Es war nur selten, dass ihm der Trubel auf dem Hof zu viel wurde. Es lief auf dem Landgut einfach völlig anders ab als noch auf dem Rotfuchs-Hof: Es gingen von früh bis spät Leute auf dem Gut ein und aus, ob es nun Freunde der Familie waren, Kunden oder Lieferanten. Dazu tollten oftmals die Kinder durch den Garten, wenn das Wetter stimmte und die Zeit dazu war. Ruhig war es nie.

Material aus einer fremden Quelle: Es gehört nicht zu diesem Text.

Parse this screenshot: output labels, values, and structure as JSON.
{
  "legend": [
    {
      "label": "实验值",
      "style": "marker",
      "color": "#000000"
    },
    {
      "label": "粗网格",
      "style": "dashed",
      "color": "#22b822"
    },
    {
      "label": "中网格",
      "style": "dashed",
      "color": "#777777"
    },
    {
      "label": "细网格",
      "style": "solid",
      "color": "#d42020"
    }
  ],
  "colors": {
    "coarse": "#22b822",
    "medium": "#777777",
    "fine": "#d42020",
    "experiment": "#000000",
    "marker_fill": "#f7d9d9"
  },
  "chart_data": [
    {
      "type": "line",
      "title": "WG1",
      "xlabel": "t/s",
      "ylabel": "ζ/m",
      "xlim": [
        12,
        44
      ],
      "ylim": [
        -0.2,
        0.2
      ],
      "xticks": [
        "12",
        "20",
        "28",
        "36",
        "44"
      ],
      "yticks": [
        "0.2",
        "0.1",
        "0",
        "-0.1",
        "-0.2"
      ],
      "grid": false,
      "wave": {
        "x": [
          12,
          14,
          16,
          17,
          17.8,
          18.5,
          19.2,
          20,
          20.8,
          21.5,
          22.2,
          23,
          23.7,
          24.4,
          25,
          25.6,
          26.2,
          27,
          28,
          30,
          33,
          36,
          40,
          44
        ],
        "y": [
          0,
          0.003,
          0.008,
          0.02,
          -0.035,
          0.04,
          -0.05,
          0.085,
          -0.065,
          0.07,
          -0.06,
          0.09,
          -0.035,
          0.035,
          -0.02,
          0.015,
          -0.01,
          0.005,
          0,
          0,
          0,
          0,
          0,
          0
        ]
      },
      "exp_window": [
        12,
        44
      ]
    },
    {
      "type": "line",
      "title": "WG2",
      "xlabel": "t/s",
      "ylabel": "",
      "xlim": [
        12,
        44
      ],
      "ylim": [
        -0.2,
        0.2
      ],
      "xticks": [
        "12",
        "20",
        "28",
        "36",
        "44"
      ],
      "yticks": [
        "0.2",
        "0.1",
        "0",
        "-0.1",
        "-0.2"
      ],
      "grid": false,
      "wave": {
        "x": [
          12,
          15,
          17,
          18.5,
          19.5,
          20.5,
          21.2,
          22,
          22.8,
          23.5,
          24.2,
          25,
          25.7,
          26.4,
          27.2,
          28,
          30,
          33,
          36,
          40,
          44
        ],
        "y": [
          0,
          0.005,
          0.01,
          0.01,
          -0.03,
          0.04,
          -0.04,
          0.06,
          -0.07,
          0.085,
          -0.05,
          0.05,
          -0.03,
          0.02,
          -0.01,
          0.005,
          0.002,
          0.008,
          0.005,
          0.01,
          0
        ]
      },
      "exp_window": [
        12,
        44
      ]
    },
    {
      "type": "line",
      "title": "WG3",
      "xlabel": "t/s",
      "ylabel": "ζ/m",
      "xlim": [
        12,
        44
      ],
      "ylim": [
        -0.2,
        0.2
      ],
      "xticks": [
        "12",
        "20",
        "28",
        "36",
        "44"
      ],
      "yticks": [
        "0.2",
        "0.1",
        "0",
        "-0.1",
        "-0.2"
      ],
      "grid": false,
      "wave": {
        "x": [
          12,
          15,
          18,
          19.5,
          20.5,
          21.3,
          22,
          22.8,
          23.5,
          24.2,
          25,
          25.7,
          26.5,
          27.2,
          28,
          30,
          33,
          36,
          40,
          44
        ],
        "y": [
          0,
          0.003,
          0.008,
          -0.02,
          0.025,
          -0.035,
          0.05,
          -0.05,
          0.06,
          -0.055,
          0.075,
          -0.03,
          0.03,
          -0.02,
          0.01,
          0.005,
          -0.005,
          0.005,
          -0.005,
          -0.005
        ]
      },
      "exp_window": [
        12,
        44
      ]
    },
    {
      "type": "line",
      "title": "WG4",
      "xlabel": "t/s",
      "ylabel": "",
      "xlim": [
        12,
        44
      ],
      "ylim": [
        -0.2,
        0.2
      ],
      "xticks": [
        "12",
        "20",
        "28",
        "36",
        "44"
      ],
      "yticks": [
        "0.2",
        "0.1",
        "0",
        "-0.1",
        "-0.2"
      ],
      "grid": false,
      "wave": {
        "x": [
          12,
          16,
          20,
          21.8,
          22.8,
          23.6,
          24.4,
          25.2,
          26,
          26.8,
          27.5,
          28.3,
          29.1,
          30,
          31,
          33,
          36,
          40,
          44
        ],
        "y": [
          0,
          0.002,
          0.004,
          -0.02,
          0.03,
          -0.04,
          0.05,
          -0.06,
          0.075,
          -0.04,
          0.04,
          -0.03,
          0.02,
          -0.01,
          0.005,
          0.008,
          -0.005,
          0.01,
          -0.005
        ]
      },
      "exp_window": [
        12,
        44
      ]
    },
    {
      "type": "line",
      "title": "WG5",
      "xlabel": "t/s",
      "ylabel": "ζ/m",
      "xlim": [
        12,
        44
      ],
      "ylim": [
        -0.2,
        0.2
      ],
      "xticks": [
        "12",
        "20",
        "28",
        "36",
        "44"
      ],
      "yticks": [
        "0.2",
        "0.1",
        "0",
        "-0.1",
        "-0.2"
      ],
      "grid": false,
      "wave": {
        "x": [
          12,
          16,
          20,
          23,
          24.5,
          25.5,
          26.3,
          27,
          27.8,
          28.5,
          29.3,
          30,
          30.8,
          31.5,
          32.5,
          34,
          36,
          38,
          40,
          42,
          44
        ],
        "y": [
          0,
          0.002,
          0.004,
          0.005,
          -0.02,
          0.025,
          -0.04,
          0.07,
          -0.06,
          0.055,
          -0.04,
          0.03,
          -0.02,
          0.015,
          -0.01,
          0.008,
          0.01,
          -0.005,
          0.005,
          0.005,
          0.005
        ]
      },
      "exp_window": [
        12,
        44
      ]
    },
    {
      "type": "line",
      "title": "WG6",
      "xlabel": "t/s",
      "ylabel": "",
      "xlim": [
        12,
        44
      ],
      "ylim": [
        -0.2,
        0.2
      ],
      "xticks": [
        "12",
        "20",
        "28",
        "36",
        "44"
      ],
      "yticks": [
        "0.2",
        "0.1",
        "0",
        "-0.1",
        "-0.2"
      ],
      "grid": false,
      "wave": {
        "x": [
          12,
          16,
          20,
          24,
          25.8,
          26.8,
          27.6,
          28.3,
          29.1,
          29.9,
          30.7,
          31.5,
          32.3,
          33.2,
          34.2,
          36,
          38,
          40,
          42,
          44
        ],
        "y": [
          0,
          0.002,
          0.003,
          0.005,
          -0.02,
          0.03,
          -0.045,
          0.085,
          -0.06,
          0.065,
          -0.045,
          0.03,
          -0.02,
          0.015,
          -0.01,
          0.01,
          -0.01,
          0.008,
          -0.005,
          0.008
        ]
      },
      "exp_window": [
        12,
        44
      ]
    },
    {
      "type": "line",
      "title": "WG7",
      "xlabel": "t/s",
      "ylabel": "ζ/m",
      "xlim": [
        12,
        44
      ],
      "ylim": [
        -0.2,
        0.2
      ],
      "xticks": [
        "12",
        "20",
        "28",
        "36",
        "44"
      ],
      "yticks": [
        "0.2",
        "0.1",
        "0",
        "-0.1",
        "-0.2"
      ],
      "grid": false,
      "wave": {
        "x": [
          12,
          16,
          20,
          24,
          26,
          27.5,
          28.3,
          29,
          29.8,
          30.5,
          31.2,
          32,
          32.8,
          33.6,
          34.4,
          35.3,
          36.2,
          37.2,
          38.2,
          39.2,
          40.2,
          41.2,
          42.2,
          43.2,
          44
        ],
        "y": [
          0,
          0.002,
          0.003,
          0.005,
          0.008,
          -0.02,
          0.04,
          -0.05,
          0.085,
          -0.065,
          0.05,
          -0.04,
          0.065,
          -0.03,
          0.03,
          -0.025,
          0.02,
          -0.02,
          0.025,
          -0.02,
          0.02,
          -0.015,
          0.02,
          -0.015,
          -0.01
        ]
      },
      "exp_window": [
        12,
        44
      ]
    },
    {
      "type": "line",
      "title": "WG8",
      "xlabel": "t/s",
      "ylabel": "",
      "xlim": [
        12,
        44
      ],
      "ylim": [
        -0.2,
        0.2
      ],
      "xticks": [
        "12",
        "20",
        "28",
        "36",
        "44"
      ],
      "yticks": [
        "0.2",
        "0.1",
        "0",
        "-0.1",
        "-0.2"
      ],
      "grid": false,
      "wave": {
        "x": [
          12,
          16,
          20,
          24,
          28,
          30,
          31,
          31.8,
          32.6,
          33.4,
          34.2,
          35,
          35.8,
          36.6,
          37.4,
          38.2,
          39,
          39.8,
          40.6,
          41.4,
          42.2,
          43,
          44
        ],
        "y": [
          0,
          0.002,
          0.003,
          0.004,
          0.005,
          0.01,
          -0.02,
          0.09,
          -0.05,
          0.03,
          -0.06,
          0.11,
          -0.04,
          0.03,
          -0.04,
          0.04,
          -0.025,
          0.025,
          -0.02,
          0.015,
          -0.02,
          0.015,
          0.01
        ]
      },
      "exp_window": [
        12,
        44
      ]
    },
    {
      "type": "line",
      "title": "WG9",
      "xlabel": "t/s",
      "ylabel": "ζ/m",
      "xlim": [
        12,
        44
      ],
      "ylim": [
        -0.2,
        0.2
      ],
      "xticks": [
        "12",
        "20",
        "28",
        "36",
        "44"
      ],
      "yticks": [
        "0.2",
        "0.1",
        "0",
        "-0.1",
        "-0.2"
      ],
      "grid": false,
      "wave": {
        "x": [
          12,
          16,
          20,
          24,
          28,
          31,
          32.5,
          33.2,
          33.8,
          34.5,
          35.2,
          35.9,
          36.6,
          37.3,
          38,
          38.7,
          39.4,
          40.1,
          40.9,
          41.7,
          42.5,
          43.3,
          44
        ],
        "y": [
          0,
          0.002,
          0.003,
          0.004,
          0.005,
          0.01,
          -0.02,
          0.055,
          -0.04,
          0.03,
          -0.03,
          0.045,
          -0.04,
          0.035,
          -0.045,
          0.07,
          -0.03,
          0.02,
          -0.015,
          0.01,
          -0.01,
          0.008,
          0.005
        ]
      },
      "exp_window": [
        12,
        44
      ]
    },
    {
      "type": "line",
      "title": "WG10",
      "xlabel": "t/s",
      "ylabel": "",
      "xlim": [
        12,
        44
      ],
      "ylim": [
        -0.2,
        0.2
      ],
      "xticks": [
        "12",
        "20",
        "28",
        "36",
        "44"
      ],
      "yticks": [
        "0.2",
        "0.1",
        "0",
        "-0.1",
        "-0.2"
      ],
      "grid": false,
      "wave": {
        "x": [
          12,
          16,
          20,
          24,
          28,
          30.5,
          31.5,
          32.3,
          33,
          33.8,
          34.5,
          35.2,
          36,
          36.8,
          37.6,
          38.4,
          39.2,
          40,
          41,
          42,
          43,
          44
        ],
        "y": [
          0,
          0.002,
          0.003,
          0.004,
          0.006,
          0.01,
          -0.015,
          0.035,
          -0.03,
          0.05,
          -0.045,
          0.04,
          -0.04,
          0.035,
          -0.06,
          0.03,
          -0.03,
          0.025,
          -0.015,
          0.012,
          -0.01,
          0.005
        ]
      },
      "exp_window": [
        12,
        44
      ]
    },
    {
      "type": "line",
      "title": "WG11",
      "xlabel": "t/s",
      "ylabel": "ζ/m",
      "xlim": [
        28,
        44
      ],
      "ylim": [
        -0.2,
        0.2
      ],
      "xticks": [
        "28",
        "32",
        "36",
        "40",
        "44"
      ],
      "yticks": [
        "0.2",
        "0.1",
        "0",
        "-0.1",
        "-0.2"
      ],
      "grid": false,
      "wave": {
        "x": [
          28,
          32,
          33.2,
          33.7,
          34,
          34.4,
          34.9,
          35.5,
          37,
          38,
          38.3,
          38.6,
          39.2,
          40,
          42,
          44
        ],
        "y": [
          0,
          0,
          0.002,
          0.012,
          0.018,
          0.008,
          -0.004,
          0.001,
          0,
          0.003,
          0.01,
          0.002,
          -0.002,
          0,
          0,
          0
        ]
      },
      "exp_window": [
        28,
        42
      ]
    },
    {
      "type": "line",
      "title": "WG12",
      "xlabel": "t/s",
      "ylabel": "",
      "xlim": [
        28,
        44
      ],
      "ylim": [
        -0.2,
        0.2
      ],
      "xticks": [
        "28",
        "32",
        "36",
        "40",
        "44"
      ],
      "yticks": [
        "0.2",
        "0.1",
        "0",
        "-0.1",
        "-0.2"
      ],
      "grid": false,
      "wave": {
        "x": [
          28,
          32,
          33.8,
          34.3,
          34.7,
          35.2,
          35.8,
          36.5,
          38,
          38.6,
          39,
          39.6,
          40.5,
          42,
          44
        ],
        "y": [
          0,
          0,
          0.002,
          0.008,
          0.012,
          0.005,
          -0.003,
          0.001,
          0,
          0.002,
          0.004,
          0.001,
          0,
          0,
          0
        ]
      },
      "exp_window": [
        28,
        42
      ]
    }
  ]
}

Die meiste Zeit genoss Lingor es, der Einsamkeit ein wenig entkommen zu sein. Doch immer wieder kroch die alte Panik in ihm empor, eben jenes Gefühl, dass damals oft Besitz von ihm ergriffen hatte, wenn er sich bedrängt fühlte, wenn zu viele Menschen um ihn waren oder wenn er das Gefühl hatte, alle Augen seien auf ihn gerichtet. Früher hatte ihm der Whiskey dabei geholfen, doch diese Möglichkeit schloss er nun aus. Jetzt stand es ihm allerdings frei, einfach zu gehen, wenn es ihm zu viel wurde. Er war ein Teil der Familie, niemand nahm es ihm übel, wenn er Ruhe brauchte.

. - ~ - .


Lingor war schon ungefähr ein Jahr auf dem Landgut, als die Familie sich nochmals vergrößerte. Ein junger Mann, etwas älter als Lingor selbst, stand eines morgens auf dem Hof und suchte Arbeit. Er stellte sich mit dem Namen Filip vor und war ein offener, geselliger Kerl, der den Fleiß allerdings nicht gepachtet hatte. Da sich das Landgut im letzten Jahr allerdings so gut entwickelt hatte und die Arbeit eher mehr als weniger wurde, hatten sich Claas und Dorothea entschieden, ihn mit aufzunehmen und ihn im zweiten Knechtzimmer unterzubringen. Filip war schon viel herumgekommen, hatte einiges zu erzählen und auch wenn eher Lingor den älteren Knecht anlernte, obwohl es wohl sonst andersrum war, so lernte er auch eine Menge von ihm.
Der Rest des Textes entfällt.